I did the prudent thing and wrote both. It looks like the FTC is listening — or at least shares many of our concerns. The antitrust problems with this deal are blatant.
“Google already dominates the online mapping business with Google Maps. The Internet giant was able to muscle its way to dominance by unfairly favoring its own service ahead of such competitors as Mapquest in its online search results,” I wrote in my letters. “Now with the proposed Waze acquisition the Internet giant would remove the most viable competitor to Google Maps in the mobile space.

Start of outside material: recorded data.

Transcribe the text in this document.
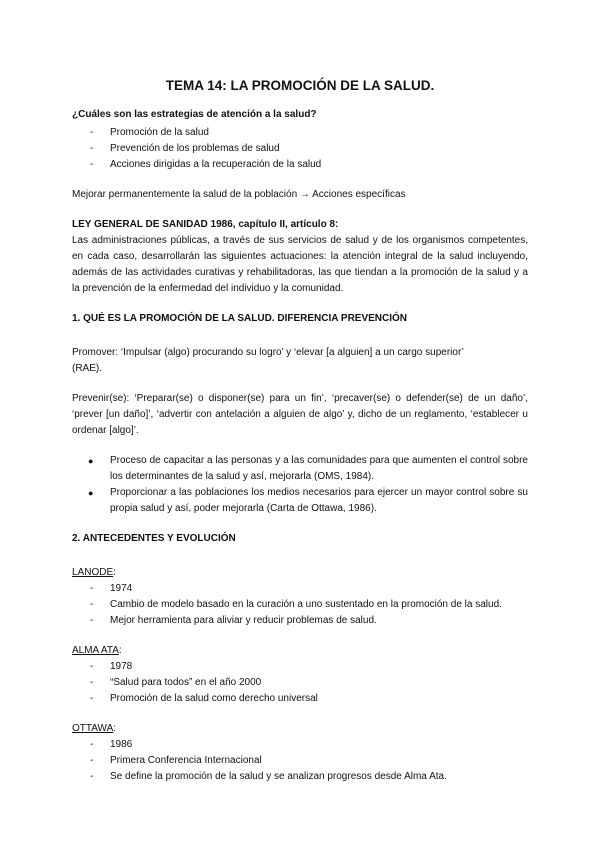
TEMA 14: LA PROMOCIÓN DE LA SALUD.

¿Cuáles son las estrategias de atención a la salud?

- Promoción de la salud
- Prevención de los problemas de salud
- Acciones dirigidas a la recuperación de la salud

Mejorar permanentemente la salud de la población → Acciones específicas

LEY GENERAL DE SANIDAD 1986, capítulo II, artículo 8:

Las administraciones públicas, a través de sus servicios de salud y de los organismos competentes, en cada caso, desarrollarán las siguientes actuaciones: la atención integral de la salud incluyendo, además de las actividades curativas y rehabilitadoras, las que tiendan a la promoción de la salud y a la prevención de la enfermedad del individuo y la comunidad.

1. QUÉ ES LA PROMOCIÓN DE LA SALUD. DIFERENCIA PREVENCIÓN

Promover: ‘Impulsar (algo) procurando su logro’ y ‘elevar [a alguien] a un cargo superior’
(RAE).

Prevenir(se): ‘Preparar(se) o disponer(se) para un fin’, ‘precaver(se) o defender(se) de un daño’, ‘prever [un daño]’, ‘advertir con antelación a alguien de algo’ y, dicho de un reglamento, ‘establecer u ordenar [algo]’.

● Proceso de capacitar a las personas y a las comunidades para que aumenten el control sobre los determinantes de la salud y así, mejorarla (OMS, 1984).
● Proporcionar a las poblaciones los medios necesarios para ejercer un mayor control sobre su propia salud y así, poder mejorarla (Carta de Ottawa, 1986).

2. ANTECEDENTES Y EVOLUCIÓN

LANODE:

- 1974
- Cambio de modelo basado en la curación a uno sustentado en la promoción de la salud.
- Mejor herramienta para aliviar y reducir problemas de salud.

ALMA ATA:

- 1978
- “Salud para todos” en el año 2000
- Promoción de la salud como derecho universal

OTTAWA:

- 1986
- Primera Conferencia Internacional
- Se define la promoción de la salud y se analizan progresos desde Alma Ata.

Moreover, it will allow Google access to even more data about online activity in a way that will increase its dominant position on the Internet.”
Ironically, Waze CEO Noam Bardin has made one of the strongest cases against the deal. He publicly described Google as his only competitor at last May’s All Things Digital conference. He said, “What search is for the Web, maps are for mobile…We feel that we’re the only reasonable competition to [Google] in this market of creating maps that are really geared for mobile, for real-time, for consumers — for the new world that we’re moving into.”
“You should take Bardin at his word,” I wrote in my letter to the FTC. “Approval of the Waze deal can only allow Google to remove any meaningful competition from the market. It will hurt consumers and hinder technological innovation. If the acquisition comes before the you, I urge you to reject it in the strongest possible terms.”
The investigation has just started, but the FTC is clearly off on the right foot.